Midterms are likely to scorch Biden climate agenda for agriculture
Republican lawmakers, who have chafed and balked at President Biden’s climate initiatives for months, would likely use their expanded strength from the midterm elections to hobble the administration’s climate agenda for agriculture. Two members of the House Appropriations subcommittee on agriculture already have hinted at a crackdown on USDA’s spending powers.
- READ MORE: Secret Subsidies: Program meant to help farmers in trade war overspent, lacked transparency
The GOP is expected to win control of the House and perhaps the Senate as well in Tuesday’s elections. Republicans, who gave President Trump a free hand during his tenure, say they will monitor closely USDA programs if given a majority.
“If the Senate were to flip, as chair you can expect that he [Sen. John Boozman] will pursue rigorous oversight of USDA’s actions that prioritize the president’s political agenda over the needs of our ag community,” said a Boozman spokesman. The Arkansas Republican, the senior Republican on the Senate Agriculture Committee, has questioned whether the USDA has the authority to launch climate programs on its own. “In his view, the needs of our farmers, ranchers and foresters must come first at USDA.”
Pennsylvania Rep. Glenn Thompson, Boozman’s counterpart on the House Agriculture Committee, said in late September that climate mitigation does not deserve priority over other soil and water conservation goals, notwithstanding the $20 billion earmarked for it. “I don’t feel bound by the amount of funding or the specific program allocation passed in the partisan [climate, healthcare and tax] bill,” said Thompson. Early this year, he said USDA acted as “a lone wolf” with its proposal to develop climate-smart commodities, and at a farm show in August he said he wanted to “make sure the  farm bill doesn’t become the climate bill.”
Agriculture Secretary Tom Vilsack announced the Partnerships for Climate-Smart Commodities in February as a $1 billion array of pilot projects designed to mitigate global warming and generate revenue for producers. Seven weeks ago, Vilsack said the administration would put $3.5 billion into the pilot projects, three times more than originally planned.
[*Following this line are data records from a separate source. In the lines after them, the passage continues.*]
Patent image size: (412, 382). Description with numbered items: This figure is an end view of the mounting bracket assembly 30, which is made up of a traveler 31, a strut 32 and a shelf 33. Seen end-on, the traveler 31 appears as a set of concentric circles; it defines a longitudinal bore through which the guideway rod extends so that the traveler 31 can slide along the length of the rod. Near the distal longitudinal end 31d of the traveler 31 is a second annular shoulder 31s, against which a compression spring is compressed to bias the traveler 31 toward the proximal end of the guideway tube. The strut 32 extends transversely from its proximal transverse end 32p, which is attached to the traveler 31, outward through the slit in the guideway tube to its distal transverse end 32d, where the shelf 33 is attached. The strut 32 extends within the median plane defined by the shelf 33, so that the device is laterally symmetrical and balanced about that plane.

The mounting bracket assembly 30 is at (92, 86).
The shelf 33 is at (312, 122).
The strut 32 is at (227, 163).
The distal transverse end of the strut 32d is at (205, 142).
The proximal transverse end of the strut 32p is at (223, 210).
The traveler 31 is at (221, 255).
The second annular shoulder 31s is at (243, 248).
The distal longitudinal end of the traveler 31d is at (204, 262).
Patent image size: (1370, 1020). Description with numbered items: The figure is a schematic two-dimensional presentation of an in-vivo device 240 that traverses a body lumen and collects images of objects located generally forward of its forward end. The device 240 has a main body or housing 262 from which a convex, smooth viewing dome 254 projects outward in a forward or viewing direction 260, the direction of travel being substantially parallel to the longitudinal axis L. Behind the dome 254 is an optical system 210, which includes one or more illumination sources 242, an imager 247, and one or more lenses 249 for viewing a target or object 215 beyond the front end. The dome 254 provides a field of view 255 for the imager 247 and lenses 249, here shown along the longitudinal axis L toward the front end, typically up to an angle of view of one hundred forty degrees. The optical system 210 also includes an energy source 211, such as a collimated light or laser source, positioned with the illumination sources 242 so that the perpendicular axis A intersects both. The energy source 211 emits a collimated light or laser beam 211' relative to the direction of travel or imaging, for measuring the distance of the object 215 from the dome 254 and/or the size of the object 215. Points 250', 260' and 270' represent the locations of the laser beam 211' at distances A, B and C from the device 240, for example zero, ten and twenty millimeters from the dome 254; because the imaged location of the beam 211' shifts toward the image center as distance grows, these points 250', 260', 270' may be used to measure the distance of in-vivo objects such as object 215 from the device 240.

Biden has said he wants U.S. agriculture to be the first in the world to achieve net-zero greenhouse gas emissions and aims to cut overall U.S. emissions in half by 2030.
“In no way can $3.5 billion be considered a ‘pilot program,’ and there must be direct congressional involvement before a program of this magnitude is implemented,” wrote 10 House Republicans in an Oct. 28 letter to Vilsack. “USDA’s unilateral move has raised questions about current and future congressional oversight of CCC funding.”
The Commodity Credit Corp (CCC), with $30 billion in spending power, is the source of money for the climate-smart projects. Maryland Rep. Andy Harris, the GOP leader on the Appropriations subcommittee on agriculture, and Rep. David Valadao, a California Republican, were among the lawmakers who signed the letter.
Congress restricted USDA’s powers to tap the CCC, known as “USDA’s bank,” during President Obama’s second term, from 2012-17. Republicans said the USDA unfairly tried to help Senate Agriculture chairwoman Blanche Lincoln win re-election in 2010 by launching a cotton support program. The limitations were removed while Trump was in office, which gave him the freedom to spend $23 billion on trade-war payments to farmers in 2018, 2019 and 2020.
Despite rancor over the $20 billion allotted for stewardship programs, a Republican majority would be ill-advised to eliminate the funding, said farm policy consultant Ferd Hoefner. “This is likely to be the only new funding for the farm bill in the next farm bill cycle,” said Hoefner, who believes practicality will prevail.
“The top thing on the long list of things agriculture can do to help solve the climate crisis is to address nutrient pollution, which just happens to be the most important thing agriculture can do to solve water quality problems, just to give an example of the larger point,” said Hoefner. “We need integrated solutions to integrated problems and thankfully, the best conservation practices tend to positively address multiple resource concerns.” He declined to speculate on the future of the climate-smart partnerships.
Scott Faber, of the Environmental Working Group, said there was broad support for incentives to farmers and ranchers to reduce greenhouse gas emissions. The unresolved question, in his view, is how much emphasis to put on climate mitigation in USDA’s conservation program. “So regardless about what happens on election day, EWG is optimistic that the next farm bill will transform conservation programs to help us avoid a climate catastrophe and a political catastrophe for farmers.”
If Republicans control the House and Senate, they might refuse additional funding for climate programs at USDA, although the $20 billion would remain available, said IFPRI senior fellow Joe Glauber. With continued polarization of Congress and the 2024 presidential election on the horizon, an extension of the 2018 farm policy law, rather than enactment of a new farm bill in 2023, “looks [to be] the most likely outcome,” said Glauber. “And expect some nasty hearings on climate programs.”